# Ersatz für SilentLoop 280



## cht47 (1. Oktober 2018)

*Ersatz für SilentLoop 280*

Guten Abend,

meine Silent Loop ratterte nach dem Wechsel der Grafikkarte mal öfters richtig fies vor sich hin. Habe Wasser aufgefüllt, ja mittlerweile sogar einen Adapter + Schlauch am 1/4 Zoll Gewinde wo der Stopfen drin war um das Teil im Betrieb ordentlich schütteln zu können. Das gab jetzt ein paar Wochen ruhe, dann fing es wieder an.

Stecker raus und Stecker rein im laufenden Betrieb hat meist geholfen. 

Heute PC angeschaltet und gerattert, nach so 10 Sekunden wird es ruhig.. denke hmm nicht gut oder doch? .. Die Lüfter werden immer lauter und lauter.. Core Temp zeigte im Idle schon 58°C an.. also schnell herunter gefahren.. 
Nach dem nächsten Reboot und paar mal rein und raus stecken scheint sie jetzt zu laufen.. nur wie lange.. 

Mein Vertrauen in die Kühlung ist dahin und selbst mit etwas Luft in der Pumpe darf die nicht ausfallen (ich hab fast 10 Jahre lang einen umgebauten Zalman Reserator V2 benutzt, die Eheim Pumpe da drin läuft immer noch). 

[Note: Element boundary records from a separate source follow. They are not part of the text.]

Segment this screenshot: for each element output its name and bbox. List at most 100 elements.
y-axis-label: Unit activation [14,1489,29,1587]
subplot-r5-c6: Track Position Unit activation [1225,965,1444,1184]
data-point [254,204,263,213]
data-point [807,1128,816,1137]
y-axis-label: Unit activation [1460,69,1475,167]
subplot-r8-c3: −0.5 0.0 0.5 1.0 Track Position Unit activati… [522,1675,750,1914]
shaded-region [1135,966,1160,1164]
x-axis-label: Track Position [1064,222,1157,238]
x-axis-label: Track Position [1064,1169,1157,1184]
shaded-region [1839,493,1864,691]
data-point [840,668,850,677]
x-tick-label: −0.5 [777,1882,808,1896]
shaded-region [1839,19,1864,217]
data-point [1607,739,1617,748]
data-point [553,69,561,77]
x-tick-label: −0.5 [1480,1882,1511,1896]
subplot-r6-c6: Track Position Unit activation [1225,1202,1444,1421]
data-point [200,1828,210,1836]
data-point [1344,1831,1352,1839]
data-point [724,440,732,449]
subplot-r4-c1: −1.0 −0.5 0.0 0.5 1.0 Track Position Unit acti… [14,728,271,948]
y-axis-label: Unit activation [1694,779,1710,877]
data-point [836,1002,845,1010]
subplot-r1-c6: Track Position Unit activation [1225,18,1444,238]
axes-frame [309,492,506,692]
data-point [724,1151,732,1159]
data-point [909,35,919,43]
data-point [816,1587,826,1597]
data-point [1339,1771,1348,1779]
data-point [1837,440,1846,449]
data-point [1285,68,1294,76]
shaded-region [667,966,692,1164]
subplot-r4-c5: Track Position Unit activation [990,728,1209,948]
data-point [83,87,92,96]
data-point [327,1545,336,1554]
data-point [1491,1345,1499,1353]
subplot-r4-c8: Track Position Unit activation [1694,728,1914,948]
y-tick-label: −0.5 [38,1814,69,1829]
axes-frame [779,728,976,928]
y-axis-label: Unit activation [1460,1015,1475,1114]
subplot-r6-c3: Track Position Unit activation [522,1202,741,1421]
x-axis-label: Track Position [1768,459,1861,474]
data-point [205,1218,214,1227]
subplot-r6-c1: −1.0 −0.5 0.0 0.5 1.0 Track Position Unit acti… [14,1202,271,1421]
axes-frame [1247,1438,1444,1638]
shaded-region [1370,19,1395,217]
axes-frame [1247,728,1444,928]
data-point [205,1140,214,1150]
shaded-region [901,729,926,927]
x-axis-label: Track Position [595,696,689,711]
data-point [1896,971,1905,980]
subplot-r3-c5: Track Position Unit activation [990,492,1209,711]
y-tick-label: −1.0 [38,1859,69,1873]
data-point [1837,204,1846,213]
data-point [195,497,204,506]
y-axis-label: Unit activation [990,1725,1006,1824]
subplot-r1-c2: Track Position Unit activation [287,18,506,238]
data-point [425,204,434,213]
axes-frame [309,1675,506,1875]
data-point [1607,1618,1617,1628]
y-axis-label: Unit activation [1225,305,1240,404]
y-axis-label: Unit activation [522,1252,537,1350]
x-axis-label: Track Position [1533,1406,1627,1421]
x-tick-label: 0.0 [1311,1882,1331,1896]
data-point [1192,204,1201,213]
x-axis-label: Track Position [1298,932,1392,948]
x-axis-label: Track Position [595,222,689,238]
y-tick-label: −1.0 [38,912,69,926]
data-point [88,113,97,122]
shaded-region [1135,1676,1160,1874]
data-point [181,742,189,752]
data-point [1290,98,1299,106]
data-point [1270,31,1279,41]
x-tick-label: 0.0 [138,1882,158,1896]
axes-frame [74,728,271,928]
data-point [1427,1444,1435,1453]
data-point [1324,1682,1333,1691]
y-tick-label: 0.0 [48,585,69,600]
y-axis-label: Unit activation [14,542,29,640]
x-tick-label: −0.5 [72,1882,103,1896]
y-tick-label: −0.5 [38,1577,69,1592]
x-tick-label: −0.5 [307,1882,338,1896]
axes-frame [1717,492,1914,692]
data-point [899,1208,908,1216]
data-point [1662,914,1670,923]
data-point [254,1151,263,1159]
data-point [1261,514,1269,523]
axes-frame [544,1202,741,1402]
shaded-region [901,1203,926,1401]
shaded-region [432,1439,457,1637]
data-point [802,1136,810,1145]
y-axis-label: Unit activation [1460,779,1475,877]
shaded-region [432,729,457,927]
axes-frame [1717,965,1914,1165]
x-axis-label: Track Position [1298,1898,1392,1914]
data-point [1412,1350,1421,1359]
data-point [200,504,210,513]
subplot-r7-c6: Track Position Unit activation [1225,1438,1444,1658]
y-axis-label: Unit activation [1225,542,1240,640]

Zum Glück bei Ama** gekauft, denen geht das natürlich am A* vorbei und ich bekomme einfach meinen Kaufpreis erstattet.. ich hab auf das Teil einfach keine Lust mehr.. meine richtige Waku war wartungsärmer und das wollte ich mit einer AIO eigentlich verringern ohne dabei aber 3Kg an das Mainboard zu hängen. 


tl;dr;

Kann einer eine AIO oder ein Kit mit Kühler, Pumpe und Radiator empfehlen?

Preis sollte nicht höher als 150€ sein. 

Bis 280mm sollte alles rein passen, das Case ist ein NZXT H440

Siehe Bild: http://www.legitreviews.com/wp-content/uploads/2014/02/nzxt_h440_61.jpg

wegen den Kühlern am Mainboard muss ich bestimmt alles ausbauen um den Radiator raus zu bekommen... verdammt..


PS: zur Not tut es auch ein Luftkühler (mit der Leistung eines Alpenföhn Brocken, nur nicht so hässlich)


----------



## cht47 (1. Oktober 2018)

*AW: Ersatz für SilentLoop 280*

Kann leider nicht länger auf Feedback warten, fing schon wieder an zu rattern...

Hab mir jetzt den Alpenföhn Brocken 3 in der Black Edition gekauft, da sollte es mit der RAM Bestückung auch keine Probleme geben. 

[closed]


----------